2. Predictive analytics
Having timely and accurate reports that depict historical data is great. However, many businesses may find this insufficient. In fact, companies also need to understand what is likely to happen in the future to take preventive actions today. Here, predictive analytics comes to rescue.
Imagine a manufacturer of outdoor clothing who is planning their range for the next winter season. They may look at past sales split by category and plan production volumes accordingly. But will it be insightful? Alternatively, they may apply a time series analysis that we have described above.

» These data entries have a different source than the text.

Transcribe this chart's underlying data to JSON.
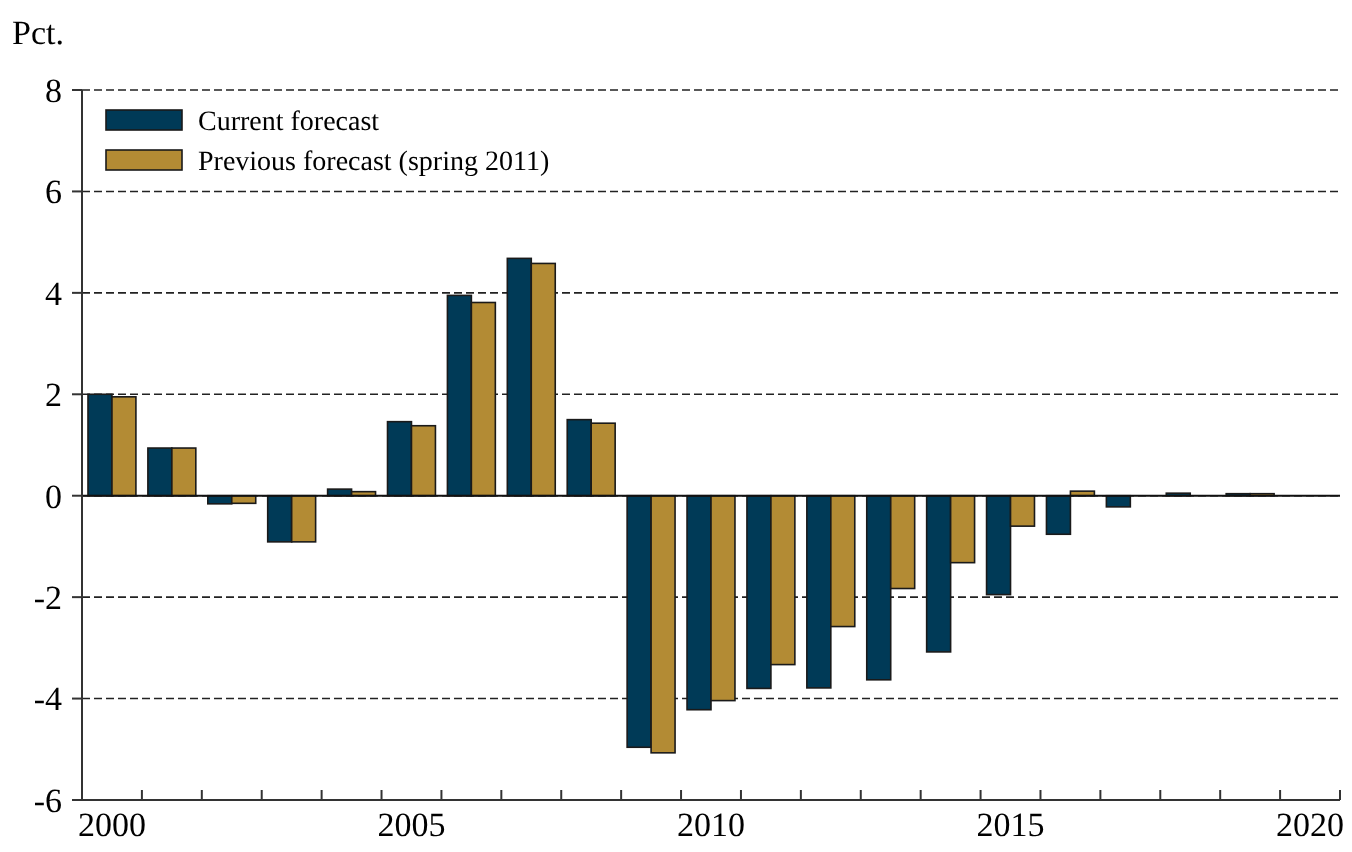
{
  "chart_data": {
    "type": "bar",
    "ylabel": "Pct.",
    "categories": [
      "2000",
      null,
      null,
      null,
      null,
      "2005",
      null,
      null,
      null,
      null,
      "2010",
      null,
      null,
      null,
      null,
      "2015",
      null,
      null,
      null,
      null,
      "2020"
    ],
    "series": [
      {
        "name": "Current forecast",
        "color": "#003a57",
        "values": [
          2.0,
          0.94,
          -0.16,
          -0.91,
          0.13,
          1.46,
          3.95,
          4.68,
          1.5,
          -4.96,
          -4.22,
          -3.8,
          -3.79,
          -3.63,
          -3.08,
          -1.95,
          -0.76,
          -0.22,
          0.05,
          0.04,
          0
        ]
      },
      {
        "name": "Previous forecast (spring 2011)",
        "color": "#b38b34",
        "values": [
          1.95,
          0.94,
          -0.15,
          -0.91,
          0.08,
          1.38,
          3.81,
          4.58,
          1.43,
          -5.07,
          -4.04,
          -3.33,
          -2.58,
          -1.83,
          -1.32,
          -0.6,
          0.09,
          null,
          null,
          0.04,
          0
        ]
      }
    ],
    "ylim": [
      -6,
      8
    ],
    "yticks": [
      -6,
      -4,
      -2,
      0,
      2,
      4,
      6,
      8
    ],
    "grid": "y",
    "legend": "top left"
  }
}
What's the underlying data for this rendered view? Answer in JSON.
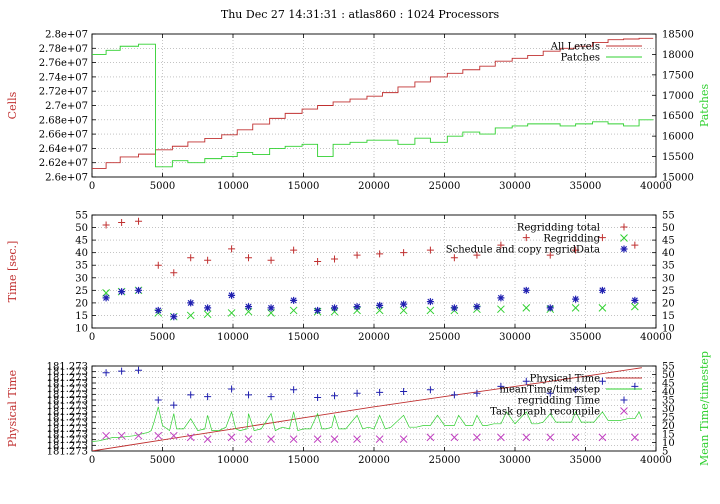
{
  "figure_title": "Thu Dec 27 14:31:31 : atlas860 : 1024 Processors",
  "colors": {
    "red": "#c03030",
    "green": "#30d030",
    "blue": "#2020b0",
    "magenta": "#c040c0",
    "grid": "#a0a0a0"
  },
  "chart_data": [
    {
      "type": "line",
      "ylabel": "Cells",
      "y2label": "Patches",
      "xlim": [
        0,
        40000
      ],
      "ylim": [
        26000000,
        28000000
      ],
      "y2lim": [
        15000,
        18500
      ],
      "xticks": [
        "0",
        "5000",
        "10000",
        "15000",
        "20000",
        "25000",
        "30000",
        "35000",
        "40000"
      ],
      "yticks": [
        "2.6e+07",
        "2.62e+07",
        "2.64e+07",
        "2.66e+07",
        "2.68e+07",
        "2.7e+07",
        "2.72e+07",
        "2.74e+07",
        "2.76e+07",
        "2.78e+07",
        "2.8e+07"
      ],
      "y2ticks": [
        "15000",
        "15500",
        "16000",
        "16500",
        "17000",
        "17500",
        "18000",
        "18500"
      ],
      "grid": true,
      "legend": "top-right",
      "series": [
        {
          "name": "All Levels",
          "axis": "left",
          "color": "red",
          "style": "step",
          "x": [
            0,
            1000,
            2000,
            3300,
            4500,
            5700,
            6800,
            8000,
            9200,
            10300,
            11400,
            12600,
            13700,
            14900,
            16000,
            17100,
            18300,
            19500,
            20600,
            21700,
            22900,
            24000,
            25200,
            26300,
            27500,
            28600,
            29800,
            30900,
            32000,
            33200,
            34300,
            35500,
            36600,
            37700,
            38800
          ],
          "y": [
            26120000,
            26200000,
            26280000,
            26320000,
            26380000,
            26430000,
            26490000,
            26540000,
            26590000,
            26660000,
            26740000,
            26820000,
            26890000,
            26950000,
            27000000,
            27050000,
            27090000,
            27130000,
            27180000,
            27260000,
            27330000,
            27400000,
            27450000,
            27500000,
            27550000,
            27620000,
            27660000,
            27700000,
            27760000,
            27800000,
            27830000,
            27880000,
            27920000,
            27930000,
            27940000
          ]
        },
        {
          "name": "Patches",
          "axis": "right",
          "color": "green",
          "style": "step",
          "x": [
            0,
            1000,
            2000,
            3300,
            4500,
            5700,
            6800,
            8000,
            9200,
            10300,
            11400,
            12600,
            13700,
            14900,
            16000,
            17100,
            18300,
            19500,
            20600,
            21700,
            22900,
            24000,
            25200,
            26300,
            27500,
            28600,
            29800,
            30900,
            32000,
            33200,
            34300,
            35500,
            36600,
            37700,
            38800
          ],
          "y": [
            18000,
            18100,
            18200,
            18250,
            15250,
            15400,
            15350,
            15450,
            15500,
            15600,
            15550,
            15700,
            15750,
            15800,
            15500,
            15800,
            15850,
            15900,
            15900,
            15800,
            15950,
            15850,
            16000,
            16100,
            16050,
            16200,
            16250,
            16300,
            16300,
            16250,
            16300,
            16350,
            16300,
            16250,
            16400
          ]
        }
      ]
    },
    {
      "type": "scatter",
      "ylabel": "Time [sec.]",
      "xlim": [
        0,
        40000
      ],
      "ylim": [
        10,
        55
      ],
      "y2lim": [
        10,
        55
      ],
      "xticks": [
        "0",
        "5000",
        "10000",
        "15000",
        "20000",
        "25000",
        "30000",
        "35000",
        "40000"
      ],
      "yticks": [
        "10",
        "15",
        "20",
        "25",
        "30",
        "35",
        "40",
        "45",
        "50",
        "55"
      ],
      "y2ticks": [
        "10",
        "15",
        "20",
        "25",
        "30",
        "35",
        "40",
        "45",
        "50",
        "55"
      ],
      "grid": true,
      "legend": "top-right",
      "series": [
        {
          "name": "Regridding total",
          "marker": "plus",
          "color": "red",
          "x": [
            1000,
            2100,
            3300,
            4700,
            5800,
            7000,
            8200,
            9900,
            11100,
            12700,
            14300,
            16000,
            17200,
            18800,
            20400,
            22100,
            24000,
            25700,
            27300,
            29000,
            30800,
            32500,
            34300,
            36200,
            38500
          ],
          "y": [
            51,
            52,
            52.5,
            35,
            32,
            38,
            37,
            41.5,
            38,
            37,
            41,
            36.5,
            37.5,
            39,
            39.5,
            40,
            41,
            38,
            39,
            43,
            46,
            39,
            41,
            46,
            43
          ]
        },
        {
          "name": "Regridding",
          "marker": "cross",
          "color": "green",
          "x": [
            1000,
            2100,
            3300,
            4700,
            5800,
            7000,
            8200,
            9900,
            11100,
            12700,
            14300,
            16000,
            17200,
            18800,
            20400,
            22100,
            24000,
            25700,
            27300,
            29000,
            30800,
            32500,
            34300,
            36200,
            38500
          ],
          "y": [
            24,
            24.5,
            25,
            16,
            14.5,
            15,
            15.5,
            16,
            16.5,
            16,
            17,
            16.5,
            16.5,
            17,
            17,
            17,
            17,
            17,
            17.5,
            17.5,
            18,
            17.5,
            18,
            18,
            18.5
          ]
        },
        {
          "name": "Schedule and copy regridData",
          "marker": "star",
          "color": "blue",
          "x": [
            1000,
            2100,
            3300,
            4700,
            5800,
            7000,
            8200,
            9900,
            11100,
            12700,
            14300,
            16000,
            17200,
            18800,
            20400,
            22100,
            24000,
            25700,
            27300,
            29000,
            30800,
            32500,
            34300,
            36200,
            38500
          ],
          "y": [
            22,
            24.5,
            25,
            17,
            14.5,
            20,
            18,
            23,
            18.5,
            18,
            21,
            17,
            18,
            18.5,
            19,
            19.5,
            20.5,
            18,
            18.5,
            22,
            25,
            18,
            21.5,
            25,
            21
          ]
        }
      ]
    },
    {
      "type": "line",
      "ylabel": "Physical Time",
      "y2label": "Mean Time/timestep",
      "xlim": [
        0,
        40000
      ],
      "ylim": [
        0,
        1
      ],
      "y2lim": [
        5,
        55
      ],
      "xticks": [
        "0",
        "5000",
        "10000",
        "15000",
        "20000",
        "25000",
        "30000",
        "35000",
        "40000"
      ],
      "yticks": [
        "181.273",
        "181.273",
        "181.273",
        "181.273",
        "181.273",
        "181.273",
        "181.273",
        "181.273",
        "181.273",
        "181.273",
        "181.273",
        "181.273",
        "181.273",
        "181.273",
        "181.273",
        "181.273"
      ],
      "y2ticks": [
        "5",
        "10",
        "15",
        "20",
        "25",
        "30",
        "35",
        "40",
        "45",
        "50",
        "55"
      ],
      "grid": true,
      "legend": "top-right",
      "series": [
        {
          "name": "Physical Time",
          "axis": "left",
          "color": "red",
          "style": "line",
          "x": [
            0,
            5000,
            10000,
            15000,
            20000,
            25000,
            30000,
            35000,
            39000
          ],
          "y": [
            0.0,
            0.13,
            0.26,
            0.39,
            0.52,
            0.64,
            0.76,
            0.88,
            0.98
          ]
        },
        {
          "name": "meanTime/timestep",
          "axis": "right",
          "color": "green",
          "style": "spiky-line",
          "x": [
            0,
            500,
            1000,
            1500,
            2000,
            2500,
            3000,
            3500,
            4000,
            4200,
            4400,
            4700,
            5000,
            5500,
            5800,
            6000,
            6500,
            7000,
            7500,
            8000,
            8200,
            8500,
            9000,
            9500,
            9900,
            10200,
            10500,
            11000,
            11100,
            11500,
            12000,
            12700,
            13000,
            13500,
            14000,
            14300,
            14600,
            15000,
            15500,
            16000,
            16300,
            16600,
            17000,
            17200,
            17500,
            18000,
            18800,
            19200,
            19600,
            20000,
            20400,
            20800,
            21200,
            22100,
            22500,
            23000,
            23500,
            24000,
            24500,
            25000,
            25700,
            26000,
            26500,
            27000,
            27300,
            27700,
            28000,
            28500,
            29000,
            29400,
            30000,
            30800,
            31200,
            31600,
            32000,
            32500,
            32900,
            33500,
            34000,
            34300,
            34700,
            35200,
            35600,
            36200,
            36600,
            37000,
            37500,
            38000,
            38500,
            38800,
            39000
          ],
          "y": [
            10.5,
            11,
            12,
            13,
            13,
            13.5,
            14,
            15,
            16,
            17,
            22,
            31,
            20,
            17,
            27,
            18,
            18,
            24,
            17,
            18,
            26,
            17,
            17,
            19,
            28,
            18,
            17,
            18,
            27,
            17,
            18,
            27,
            17,
            19,
            18,
            28,
            17,
            18,
            18,
            27,
            18,
            18,
            19,
            26,
            18,
            18,
            26,
            18,
            19,
            18,
            26,
            18,
            19,
            26,
            19,
            19,
            20,
            20,
            26,
            20,
            20,
            26,
            20,
            20,
            26,
            20,
            20,
            21,
            21,
            28,
            21,
            28,
            21,
            21,
            22,
            27,
            22,
            22,
            22,
            28,
            22,
            22,
            22,
            28,
            23,
            23,
            23,
            24,
            24,
            28,
            24
          ]
        },
        {
          "name": "regridding Time",
          "axis": "right",
          "marker": "plus",
          "color": "blue",
          "x": [
            1000,
            2100,
            3300,
            4700,
            5800,
            7000,
            8200,
            9900,
            11100,
            12700,
            14300,
            16000,
            17200,
            18800,
            20400,
            22100,
            24000,
            25700,
            27300,
            29000,
            30800,
            32500,
            34300,
            36200,
            38500
          ],
          "y": [
            51,
            52,
            52.5,
            35,
            32,
            38,
            37,
            41.5,
            38,
            37,
            41,
            36.5,
            37.5,
            39,
            39.5,
            40,
            41,
            38,
            39,
            43,
            46,
            39,
            41,
            46,
            43
          ]
        },
        {
          "name": "Task graph recompile",
          "axis": "right",
          "marker": "cross",
          "color": "magenta",
          "x": [
            1000,
            2100,
            3300,
            4700,
            5800,
            7000,
            8200,
            9900,
            11100,
            12700,
            14300,
            16000,
            17200,
            18800,
            20400,
            22100,
            24000,
            25700,
            27300,
            29000,
            30800,
            32500,
            34300,
            36200,
            38500
          ],
          "y": [
            14,
            14,
            14,
            14,
            14,
            13,
            12,
            13,
            12,
            12,
            12,
            12,
            12,
            12,
            12,
            12,
            13,
            13,
            13,
            13,
            13,
            13,
            13,
            13,
            13
          ]
        }
      ]
    }
  ]
}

As fashion is fast-paced, the manufacturer needs even more insights to forecast customer demand, decide on the winter range and plan the production volume for every item. For example, the producer can additionally analyze weather forecasts (the colder the winter, the less three-quarter coats should be in the range) and the trends that are becoming popular on social media.
3. Big data
If your business is on the brink of an important change that will require collecting, processing and analyzing big data (such as installing sensors to your machinery to foster preventive maintenance or launching an e-store in addition to brick-and-mortar ones, etc.), your analytical system should also be able to handle this new challenge. A traditional BI solution should be extended. Big data requires a dedicated technology stack, such as Apache Hadoop, Apache Hive, Apache Spark, etc. To get valuable insights from big data sets, you have a wide variety of data analytics methods and techniques at your disposal, for instance, pattern matching.
On a final note
If you have a BI solution implemented, this does not mean that you have hit the ceiling. The market is always developing and offering new business intelligence services. There are always ways to improve the existing solution.
While checking the recent trends, don’t limit yourselves to business intelligence only. Check out the list available for data analytics, as well. For some businesses, traditional business intelligence may suffice, but some companies may find it reasonable to enrich the existing solution with data analytics to get more insights.